牧太郎の青い空白い雲/869
「小難しいこと」を書くのをお許し願いたい。
政権交代が起きないまま自民党政権が38年続いた政治システムを我々は「1955年体制」と呼んだ。55(昭和30)年当時、世界は米国とソ連の冷戦の真っただ中。自民党は「改憲・保守・安保護持」を標榜(ひょうぼう)。野党は「護憲・革新・反安保」を叫び、何やら「米ソの代理戦争!」という雰囲気だった。
で、今の日本はどうか? 2012年12月26日から7年8カ月続いた安倍政権。そして菅政権、岸田政権......。自民1強の政治システムはまさに「2012年体制」だ。
「55年体制」の時には社会党、民社党、共産党(時には公明党)が「自民独裁」にブレーキをかける役割を果たしていたが、「12年体制」の下で野党はバ〜ラバラ、自民党のやりたい放題である。
森友学園問題、加計(かけ)学園問題、桜を見る会問題、検察官定年延長問題、カジノ汚職、河井夫妻による買収事件......。次々にスキャンダルが起き、首相の刑事責任まで追及される事態になっても「時の権力」は法の支配を歪(ゆが)め、説明責任を放棄して「全く問題ない!」で済ましてしまう。「独裁」だ。
メディアの多くはこのところ「権力」を批判するどころか「ちょうちん報道」のオンパレード。(僕から見れば)北朝鮮と同じだ。
「12年体制」は憲法だって平気で無視する。最も腹が立ったのは......。憲法53条に「内閣は、国会の臨時会の召集を決定することができる。いづれかの議院の総議員の四分の一以上の要求があれば、内閣は、その召集を決定しなければならない」とある。

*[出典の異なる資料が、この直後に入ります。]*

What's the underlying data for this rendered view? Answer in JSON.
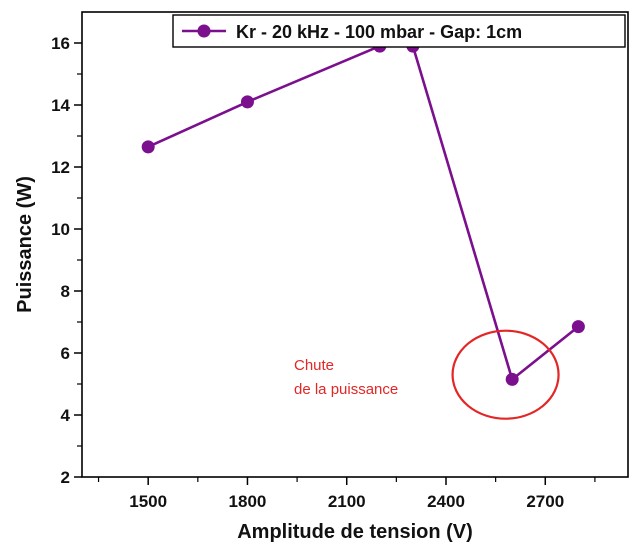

ところが17年6月22日、野党が召集要求を提出すると、安倍内閣は9月28日に「召集する」と閣議決定。国会は召集されたが、アッと驚く冒頭解散。国会審議は無くなった。
手品である。
常々、権力から懐柔されているんだろう。メディアは「憲法無視」を指摘することもなく「与野党の政治的駆け引き」として報じた。
最近、「体制」はロシアとウクライナの戦争で「悪いのはプーチン!」の世論操作。確かにプーチンは極悪人だが、「これを機に、防衛費を国内総生産(GDP)比2%以上に!」と叫ぶ自民党の言い分も度を超えている。だというのに、多くのメディアが「軍備の爆買い」を容認する構えだ。
長々と「小難しいこと」を書いたが、読者も薄々「法治主義」が崩壊した「12年体制」の存在に気づいているはず。何も言わないのは「仕方ない」と諦めているからだろう。でも、諦めてしまうのは「奴隷根性」じゃないか?
我々が「奴隷根性」から解放されなければ、「12年体制」はさらに強固になる。過激な言い分だが、参院選は「奴隷解放」の戦いだ!